Vizmanos José L, Novo Francisco J, Román José P, Baxter E Joanna, Lahortiga Idoya, Larráyoz María J, Odero María D, Giraldo Pilar, Calasanz María J, Cross Nicholas C P
Department of Genetics, University of Navarra, Pamplona, Spain.
Cancer Res. 2004 Apr 15;64(8):2673-6. doi: 10.1158/0008-5472.can-04-0144.

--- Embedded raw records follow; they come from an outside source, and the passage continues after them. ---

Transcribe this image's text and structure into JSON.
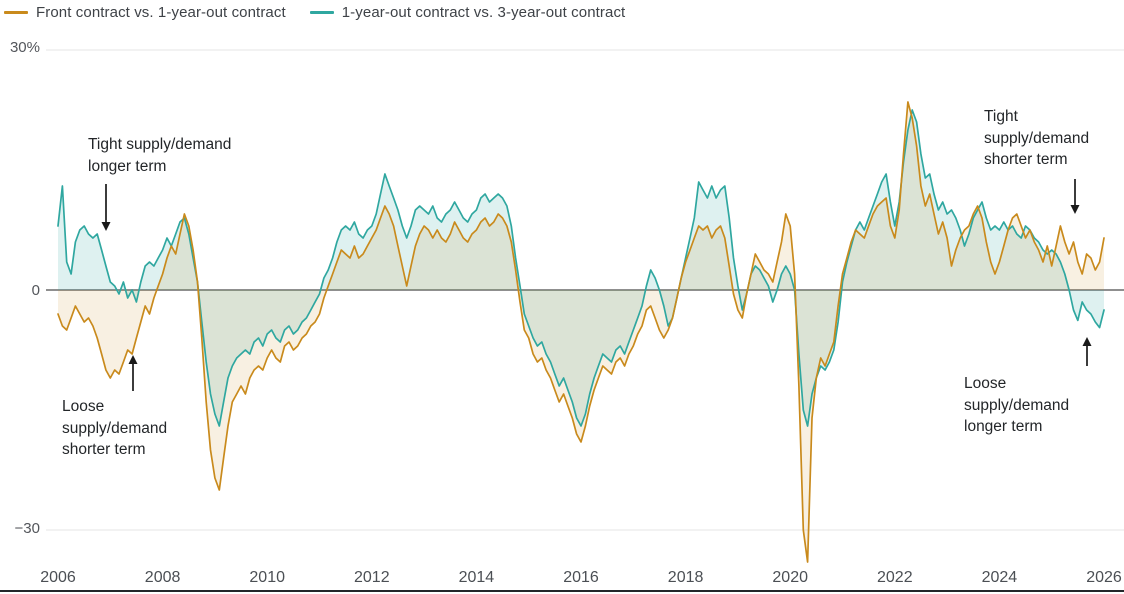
{
  "legend": {
    "items": [
      {
        "label": "Front contract vs. 1-year-out contract",
        "color": "#c98a1c"
      },
      {
        "label": "1-year-out contract vs. 3-year-out contract",
        "color": "#2fa7a0"
      }
    ]
  },
  "y_axis": {
    "top_label": "30%",
    "zero_label": "0",
    "bottom_label": "−30"
  },
  "x_axis": {
    "ticks": [
      "2006",
      "2008",
      "2010",
      "2012",
      "2014",
      "2016",
      "2018",
      "2020",
      "2022",
      "2024",
      "2026"
    ]
  },
  "annotations": [
    {
      "id": "tight-longer",
      "text": "Tight supply/demand\nlonger term",
      "arrow": "down"
    },
    {
      "id": "loose-shorter",
      "text": "Loose\nsupply/demand\nshorter term",
      "arrow": "up"
    },
    {
      "id": "tight-shorter",
      "text": "Tight\nsupply/demand\nshorter term",
      "arrow": "down"
    },
    {
      "id": "loose-longer",
      "text": "Loose\nsupply/demand\nlonger term",
      "arrow": "up"
    }
  ],
  "chart_data": {
    "type": "line",
    "x_unit": "year",
    "y_unit": "%",
    "x_start": 2006,
    "x_step_years": 0.0833333,
    "x_ticks": [
      2006,
      2008,
      2010,
      2012,
      2014,
      2016,
      2018,
      2020,
      2022,
      2024,
      2026
    ],
    "ylim": [
      -36,
      30
    ],
    "grid_y": [
      30,
      0,
      -30
    ],
    "legend_position": "top-left",
    "series": [
      {
        "name": "Front contract vs. 1-year-out contract",
        "color": "#c98a1c",
        "fill_opacity": 0.13,
        "values": [
          -3,
          -4.5,
          -5,
          -3.5,
          -2,
          -3,
          -4,
          -3.5,
          -4.5,
          -6,
          -8,
          -10,
          -11,
          -10,
          -10.5,
          -9,
          -7.5,
          -8,
          -6,
          -4,
          -2,
          -3,
          -1,
          0.5,
          2,
          4,
          5.5,
          4.5,
          7,
          9.5,
          8,
          5,
          1,
          -6,
          -14,
          -20,
          -23.5,
          -25,
          -21,
          -17,
          -14,
          -13,
          -12,
          -13,
          -11,
          -10,
          -9.5,
          -10,
          -8.5,
          -7.5,
          -8.5,
          -9,
          -7,
          -6.5,
          -7.5,
          -7,
          -6,
          -5.5,
          -4.5,
          -4,
          -3,
          -1,
          0.5,
          2,
          3.5,
          5,
          4.5,
          4,
          5.5,
          4,
          4.5,
          5.5,
          6.5,
          7.5,
          9,
          10.5,
          9.5,
          8,
          5.5,
          3,
          0.5,
          3,
          5.5,
          7,
          8,
          7.5,
          6.5,
          7.5,
          6.5,
          6,
          7,
          8.5,
          7.5,
          6.5,
          6,
          7,
          7.5,
          8.5,
          9,
          8,
          8.5,
          9.5,
          9,
          8,
          6,
          2.5,
          -1.5,
          -5,
          -6,
          -8,
          -9,
          -8.5,
          -10,
          -11,
          -12.5,
          -14,
          -13,
          -14.5,
          -16,
          -18,
          -19,
          -17,
          -14.5,
          -12.5,
          -11,
          -9.5,
          -10,
          -10.5,
          -9,
          -8.5,
          -9.5,
          -8,
          -7,
          -5.5,
          -4.5,
          -2.5,
          -2,
          -3.5,
          -5,
          -6,
          -5,
          -3.5,
          -1,
          1.5,
          3.5,
          5,
          6.5,
          8,
          7.5,
          8,
          6.5,
          7.5,
          8,
          6.5,
          3,
          -0.5,
          -2.5,
          -3.5,
          -0.5,
          2,
          4.5,
          3.5,
          2.5,
          2,
          1,
          3.5,
          6,
          9.5,
          8,
          2,
          -12,
          -30,
          -34,
          -16,
          -11,
          -8.5,
          -9.5,
          -8,
          -6.5,
          -2,
          2,
          4,
          6,
          7.5,
          7,
          6.5,
          8,
          9.5,
          10.5,
          11,
          11.5,
          8,
          6.5,
          10,
          17,
          23.5,
          21.5,
          18,
          13,
          10.5,
          12,
          9.5,
          7,
          8.5,
          6.5,
          3,
          5,
          6.5,
          7.5,
          8,
          9.5,
          10.5,
          9,
          6,
          3.5,
          2,
          3.5,
          5.5,
          7.5,
          9,
          9.5,
          8,
          6.5,
          7.5,
          6,
          5,
          3.5,
          5.5,
          3,
          5.5,
          8,
          6,
          4.5,
          6,
          3.5,
          2,
          4.5,
          4,
          2.5,
          3.5,
          6.5
        ]
      },
      {
        "name": "1-year-out contract vs. 3-year-out contract",
        "color": "#2fa7a0",
        "fill_opacity": 0.16,
        "values": [
          8,
          13,
          3.5,
          2,
          6,
          7.5,
          8,
          7,
          6.5,
          7,
          5,
          3,
          1,
          0.5,
          -0.5,
          1,
          -1,
          0,
          -1.5,
          1,
          3,
          3.5,
          3,
          4,
          5,
          6.5,
          5.5,
          7,
          8.5,
          9,
          7,
          4,
          1,
          -4,
          -9,
          -13,
          -15.5,
          -17,
          -14,
          -11,
          -9.5,
          -8.5,
          -8,
          -7.5,
          -8,
          -6.5,
          -6,
          -7,
          -5.5,
          -5,
          -6,
          -6.5,
          -5,
          -4.5,
          -5.5,
          -5,
          -4,
          -3.5,
          -2.5,
          -1.5,
          -0.5,
          1.5,
          2.5,
          4,
          6,
          7.5,
          8,
          7.5,
          8.5,
          7,
          6.5,
          7.5,
          8,
          9.5,
          12,
          14.5,
          13,
          11.5,
          10,
          8,
          6.5,
          8,
          10,
          10.5,
          10,
          9.5,
          10.5,
          9,
          8.5,
          9.5,
          10,
          11,
          10,
          9,
          8.5,
          9.5,
          10,
          11.5,
          12,
          11,
          11.5,
          12,
          11.5,
          10.5,
          8,
          4,
          0.5,
          -3,
          -4.5,
          -6,
          -7,
          -6.5,
          -8,
          -9,
          -10.5,
          -12,
          -11,
          -12.5,
          -14,
          -16,
          -17,
          -15.5,
          -13,
          -11,
          -9.5,
          -8,
          -8.5,
          -9,
          -7.5,
          -7,
          -8,
          -6.5,
          -5,
          -3.5,
          -2,
          0.5,
          2.5,
          1.5,
          0,
          -2,
          -4.5,
          -3.5,
          -1,
          1.5,
          4,
          6.5,
          9,
          13.5,
          12.5,
          11.5,
          13,
          11.5,
          12.5,
          13,
          9,
          4,
          0.5,
          -2.5,
          -0.5,
          2,
          3,
          2.5,
          1.5,
          0.5,
          -1.5,
          0,
          2,
          3,
          2,
          0,
          -8,
          -15,
          -17,
          -13,
          -11,
          -9.5,
          -10,
          -9,
          -7.5,
          -4,
          1,
          3.5,
          5.5,
          7.5,
          8.5,
          7.5,
          9,
          10.5,
          12,
          13.5,
          14.5,
          11,
          8,
          11,
          16,
          20,
          22.5,
          21,
          17,
          14,
          14.5,
          12,
          10,
          11,
          9.5,
          10,
          9,
          7.5,
          5.5,
          7,
          9,
          10,
          11,
          9,
          7.5,
          8,
          7.5,
          8.5,
          7.5,
          8,
          7,
          6.5,
          8,
          7.5,
          6.5,
          6,
          5,
          4.5,
          5,
          4.5,
          3.5,
          2,
          0,
          -2.5,
          -3.8,
          -1.5,
          -2.5,
          -3,
          -4,
          -4.7,
          -2.5
        ]
      }
    ]
  },
  "colors": {
    "zero_line": "#8f8f8f",
    "grid_line": "#e4e4e4",
    "bottom_axis": "#23262a",
    "arrow": "#1a1a1a",
    "tick_text": "#4b4f54",
    "legend_text": "#3e4247"
  }
}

We describe a new PDGFRB fusion associated with a t(5;14)(q33;q24) in a patient with a longstanding chronic myeloproliferative disorder with eosinophilia. After confirmation of PDGFRB involvement and definition of the chromosome 14 breakpoint by fluorescence in situ hybridization, candidate partner genes were selected on the basis of the presence of predicted oligomerization domains believed to be an essential feature of tyrosine kinase fusion proteins. We demonstrate that the t(5;14) fuses PDGFRB to NIN, a gene encoding a centrosomal protein with CEP110-like function. After treatment with imatinib, the patient achieved hematological and cytogenetical remission, but NIN-PDGFRB mRNA remained detectable by reverse transcription-PCR.
我们描述了一名患有长期嗜酸性粒细胞增多慢性骨髓增殖性疾病的患者中,一种与t(5;14)(q33;q24)相关的新的血小板衍生生长因子受体β(PDGFRB)融合。通过荧光原位杂交确认PDGFRB受累并确定14号染色体断点后,基于预测的寡聚化结构域的存在选择候选伙伴基因,这些结构域被认为是酪氨酸激酶融合蛋白的一个基本特征。我们证明t(5;14)将PDGFRB与NIN融合,NIN是一个编码具有CEP110样功能的中心体蛋白的基因。用伊马替尼治疗后,患者实现了血液学和细胞遗传学缓解,但通过逆转录聚合酶链反应仍可检测到NIN-PDGFRB mRNA。